My science Twitter feeds are to some degree about their scientific field, so I looked for non-science feeds that were focused on specialist topics (wine, food, horses, dogs, parenting, transport). Also, my science Twitter writers each had about 1000 to 5000 followers, showing they were popular and consistent enough to attract readers far beyond their friends and connections, but not so popular that they were mainly science journalists or popularisers. So I started by looking for non-science Twitter feeds that had a similar number of followers. I searched the topic lists at We Follow and Twitter for various non-science topics. I threw out those that had too many or too few followers, those that posted infrequently, or that were just adjuncts to a blog or other site. I ruled out the feeds that claimed to be written by dogs. And I came up with this list:
@alicefeiring - American who writes about natural wines.
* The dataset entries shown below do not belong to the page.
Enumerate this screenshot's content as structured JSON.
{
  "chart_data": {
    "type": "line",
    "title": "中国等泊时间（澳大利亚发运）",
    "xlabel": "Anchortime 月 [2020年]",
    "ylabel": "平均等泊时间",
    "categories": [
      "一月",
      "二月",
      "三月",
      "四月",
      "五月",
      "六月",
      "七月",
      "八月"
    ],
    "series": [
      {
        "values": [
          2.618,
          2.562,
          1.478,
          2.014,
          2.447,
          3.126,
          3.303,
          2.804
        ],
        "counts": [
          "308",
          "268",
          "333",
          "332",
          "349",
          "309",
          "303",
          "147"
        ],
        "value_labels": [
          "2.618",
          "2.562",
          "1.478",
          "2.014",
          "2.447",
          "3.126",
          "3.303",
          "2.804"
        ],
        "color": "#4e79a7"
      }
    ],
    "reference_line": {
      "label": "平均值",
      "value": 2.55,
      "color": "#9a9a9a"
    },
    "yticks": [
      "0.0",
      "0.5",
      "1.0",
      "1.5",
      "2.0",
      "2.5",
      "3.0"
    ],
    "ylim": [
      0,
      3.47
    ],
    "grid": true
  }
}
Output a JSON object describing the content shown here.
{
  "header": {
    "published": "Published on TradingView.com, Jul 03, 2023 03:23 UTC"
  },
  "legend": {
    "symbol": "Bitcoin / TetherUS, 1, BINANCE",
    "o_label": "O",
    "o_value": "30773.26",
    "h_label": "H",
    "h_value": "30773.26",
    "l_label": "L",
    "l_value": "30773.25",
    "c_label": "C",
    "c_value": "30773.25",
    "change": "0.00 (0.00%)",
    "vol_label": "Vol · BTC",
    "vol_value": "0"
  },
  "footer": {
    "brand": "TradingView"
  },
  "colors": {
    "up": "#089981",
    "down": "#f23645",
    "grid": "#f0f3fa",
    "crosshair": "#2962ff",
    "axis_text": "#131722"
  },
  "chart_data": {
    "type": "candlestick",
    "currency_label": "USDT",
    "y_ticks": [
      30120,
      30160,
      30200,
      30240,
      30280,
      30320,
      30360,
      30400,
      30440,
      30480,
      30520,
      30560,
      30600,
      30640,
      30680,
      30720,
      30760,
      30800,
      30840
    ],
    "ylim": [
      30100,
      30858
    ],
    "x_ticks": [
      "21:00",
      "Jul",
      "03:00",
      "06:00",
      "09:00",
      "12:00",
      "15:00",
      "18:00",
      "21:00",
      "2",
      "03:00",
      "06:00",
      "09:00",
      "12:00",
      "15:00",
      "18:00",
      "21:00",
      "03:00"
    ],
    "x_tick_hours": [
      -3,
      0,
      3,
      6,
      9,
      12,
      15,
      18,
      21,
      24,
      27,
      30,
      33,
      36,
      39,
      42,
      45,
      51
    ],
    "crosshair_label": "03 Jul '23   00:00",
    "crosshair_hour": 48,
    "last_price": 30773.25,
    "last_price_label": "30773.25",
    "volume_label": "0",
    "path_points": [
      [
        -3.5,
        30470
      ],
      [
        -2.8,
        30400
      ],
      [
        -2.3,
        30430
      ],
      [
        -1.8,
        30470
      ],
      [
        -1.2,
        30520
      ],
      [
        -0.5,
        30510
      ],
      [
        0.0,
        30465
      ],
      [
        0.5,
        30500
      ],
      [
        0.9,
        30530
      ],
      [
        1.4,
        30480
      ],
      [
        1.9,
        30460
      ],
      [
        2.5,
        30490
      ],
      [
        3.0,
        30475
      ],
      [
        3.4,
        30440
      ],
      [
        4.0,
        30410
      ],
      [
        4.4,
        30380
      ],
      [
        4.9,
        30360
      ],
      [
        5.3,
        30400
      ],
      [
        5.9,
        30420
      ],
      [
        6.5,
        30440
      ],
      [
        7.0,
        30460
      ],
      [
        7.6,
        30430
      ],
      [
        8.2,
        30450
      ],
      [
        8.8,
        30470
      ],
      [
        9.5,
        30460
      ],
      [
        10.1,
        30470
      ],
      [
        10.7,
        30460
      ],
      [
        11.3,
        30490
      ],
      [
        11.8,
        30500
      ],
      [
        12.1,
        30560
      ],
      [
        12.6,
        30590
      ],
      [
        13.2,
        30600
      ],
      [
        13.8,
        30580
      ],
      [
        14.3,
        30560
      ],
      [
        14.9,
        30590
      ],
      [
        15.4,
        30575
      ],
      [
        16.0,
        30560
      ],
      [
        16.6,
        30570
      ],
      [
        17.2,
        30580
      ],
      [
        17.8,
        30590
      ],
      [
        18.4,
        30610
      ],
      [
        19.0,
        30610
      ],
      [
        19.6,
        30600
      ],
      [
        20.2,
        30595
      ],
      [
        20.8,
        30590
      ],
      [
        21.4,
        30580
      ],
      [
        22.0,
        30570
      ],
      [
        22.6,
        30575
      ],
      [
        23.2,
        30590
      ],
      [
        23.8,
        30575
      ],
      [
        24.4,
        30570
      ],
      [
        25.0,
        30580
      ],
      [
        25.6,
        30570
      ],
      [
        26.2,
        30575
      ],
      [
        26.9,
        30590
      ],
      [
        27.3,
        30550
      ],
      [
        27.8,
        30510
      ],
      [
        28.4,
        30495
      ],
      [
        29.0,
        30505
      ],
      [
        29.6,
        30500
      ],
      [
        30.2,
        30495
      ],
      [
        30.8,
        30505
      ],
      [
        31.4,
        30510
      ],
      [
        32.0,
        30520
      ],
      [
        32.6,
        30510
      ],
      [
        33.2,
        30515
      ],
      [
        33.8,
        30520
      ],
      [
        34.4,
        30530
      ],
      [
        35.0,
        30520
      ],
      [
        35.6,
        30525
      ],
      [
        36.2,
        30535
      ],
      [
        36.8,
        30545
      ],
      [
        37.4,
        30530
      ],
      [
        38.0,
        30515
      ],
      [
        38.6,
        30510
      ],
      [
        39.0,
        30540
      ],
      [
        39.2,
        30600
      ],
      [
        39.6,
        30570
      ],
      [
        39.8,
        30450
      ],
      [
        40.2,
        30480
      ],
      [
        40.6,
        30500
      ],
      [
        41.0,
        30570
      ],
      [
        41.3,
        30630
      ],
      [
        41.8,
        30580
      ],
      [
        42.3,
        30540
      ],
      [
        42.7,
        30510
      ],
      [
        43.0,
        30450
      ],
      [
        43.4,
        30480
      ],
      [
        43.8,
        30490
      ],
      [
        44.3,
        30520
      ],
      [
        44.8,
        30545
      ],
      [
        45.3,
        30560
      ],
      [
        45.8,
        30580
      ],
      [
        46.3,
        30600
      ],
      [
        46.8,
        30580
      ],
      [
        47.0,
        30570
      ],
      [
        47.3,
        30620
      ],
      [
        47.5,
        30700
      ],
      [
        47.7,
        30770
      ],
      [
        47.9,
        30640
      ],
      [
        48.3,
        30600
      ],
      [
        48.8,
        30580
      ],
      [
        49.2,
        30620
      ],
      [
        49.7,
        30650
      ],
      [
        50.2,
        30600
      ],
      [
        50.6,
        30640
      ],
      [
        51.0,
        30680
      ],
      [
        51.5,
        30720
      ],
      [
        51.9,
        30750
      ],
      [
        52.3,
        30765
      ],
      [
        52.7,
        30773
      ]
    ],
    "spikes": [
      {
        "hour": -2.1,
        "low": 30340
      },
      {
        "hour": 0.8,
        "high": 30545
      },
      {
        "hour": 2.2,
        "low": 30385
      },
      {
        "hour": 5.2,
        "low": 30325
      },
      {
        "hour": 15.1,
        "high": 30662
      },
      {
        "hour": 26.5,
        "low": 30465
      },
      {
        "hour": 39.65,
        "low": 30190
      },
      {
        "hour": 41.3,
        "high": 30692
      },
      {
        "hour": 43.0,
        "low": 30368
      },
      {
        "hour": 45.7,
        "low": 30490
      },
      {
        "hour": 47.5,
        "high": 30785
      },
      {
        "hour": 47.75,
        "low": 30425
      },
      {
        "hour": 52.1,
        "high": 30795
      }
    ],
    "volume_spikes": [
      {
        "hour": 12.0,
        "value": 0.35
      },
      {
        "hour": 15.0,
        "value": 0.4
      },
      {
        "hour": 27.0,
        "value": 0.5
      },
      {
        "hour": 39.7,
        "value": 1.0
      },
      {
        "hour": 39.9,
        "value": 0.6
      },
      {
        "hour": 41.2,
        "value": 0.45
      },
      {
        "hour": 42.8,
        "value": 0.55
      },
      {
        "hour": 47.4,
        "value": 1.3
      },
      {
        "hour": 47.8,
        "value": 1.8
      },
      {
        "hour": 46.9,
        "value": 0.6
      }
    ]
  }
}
@anniemole - Blog name of the writer of the great Going Underground blog, about the London transit system; her day job seems to be working for a foodie web site.
@cliffysmom - Nancy J. Bailey, an American who writes about and paints pictures of horses.
@EnglishMum - mostly about food and travel, not parenting.
@dogloversdigest - Kevin Myers, dog breeding and training.
@mochadad - American writing about parenting and dating.
@paulawhite - An American teacher of English.
@SecondAveSagas - one of several Twitter feeds by Benjamin Kabak, this one focuses on the New York transit system.
@shunafish - Shuna Fish Lydon, a New York pastry chef.
@woodswines - Simon Woods, a British wine writer.
Of course many other selections would be possible, and there is perhaps some personal bias here: food, wine, cities, but no politics, music, sports, or celebrity gossip. But it was important that these people have some sort of expertise in their specialist areas, so that they might be doing something roughly comparable to the scientists using Twitter.
I wanted to keep them in separate files, so I couldn't just follow them and copy out the feed as it appeared in my box. I took about 10,000 words of each feed, to compare with the sample of ten science bloggers. There are problems with this approach to collecting the sample and preparing a corpus, but I'll come to them in another post.